The council proposes to build it as part of a joint venture with developer Peet.
The Logan Central park will be built at Logan Gardens.
Flagstone is a five minute drive from Jimboomba, with Logan River Parklands near Beenleigh and Eagleby.
Sites for the new parks were selected after an independent feasibilty study.
Parks chairwoman Jennie Breene said Logan River Parklands was among the sites assessed but did not score as highly under the selection criteria as Logan Gardens.
The study found the site would be more expensive to build and maintain than the chosen site.
Cr Breene said she was disappointed for residents in her division.
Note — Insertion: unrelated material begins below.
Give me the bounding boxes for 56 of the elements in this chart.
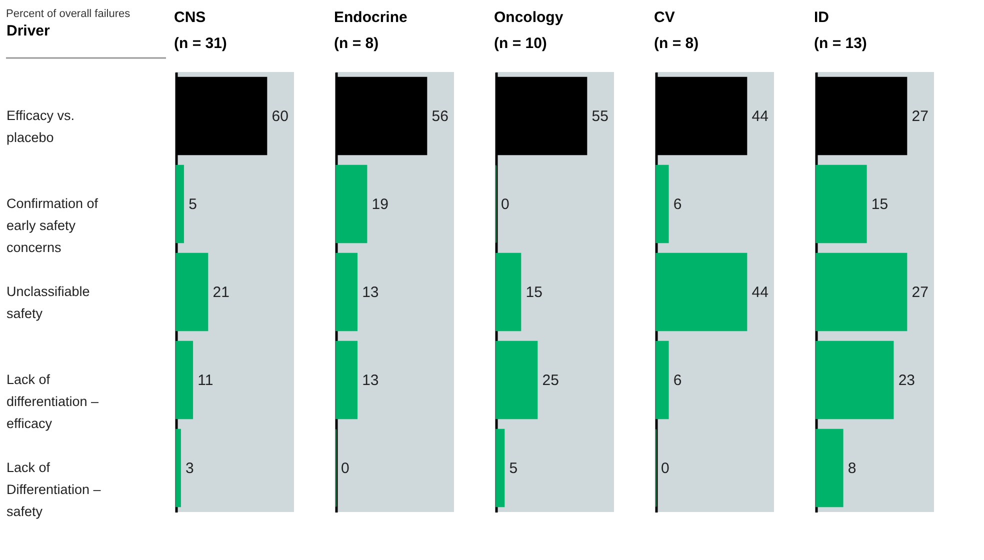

“I understand the community had high hopes for a water play area after the suspended mayor made a commitment in 2016 to the people of Division 12,” Cr Breene told Tuesday’s Logan City Council meeting.
“However due to the constraints of this site, to build a water play area at Logan River Parklands would have required allocating a huge part of the budget to civil works and site preparation.”
Acting deputy mayor Trevina Schwarz sympathised. “I feel for you,” she said.
Cr Russell Lutton said a water play park was much needed in Logan Central.
“It’s 20 years since we had to close the pool at Woodridge … people still talk to me about that,” he said.
John Freeman, a former Logan mayor who ran the city from 2000-2006 and was a mayoral candidate in the 2016 election campaign, was in the public gallery as an observer.
He said there was a lesson to be learned for those who ran in the mayoral race at the next council elections in March 2020.
“It’s all right to have ideas and make promises but not without making a business case and having it fully costed,” he said.
Mr Freeman said he had no doubt campaigning had already begun for the next election.
Asked whether he intended to run again in the race for mayor, he said: “That’s something to think about. Ask me again in January.”
Cr Smith faces charges of official perjury and corruption arising from the Crime and Corruption Commission’s Operation Belcarra. He has been suspended. He has vowed to fight the charges.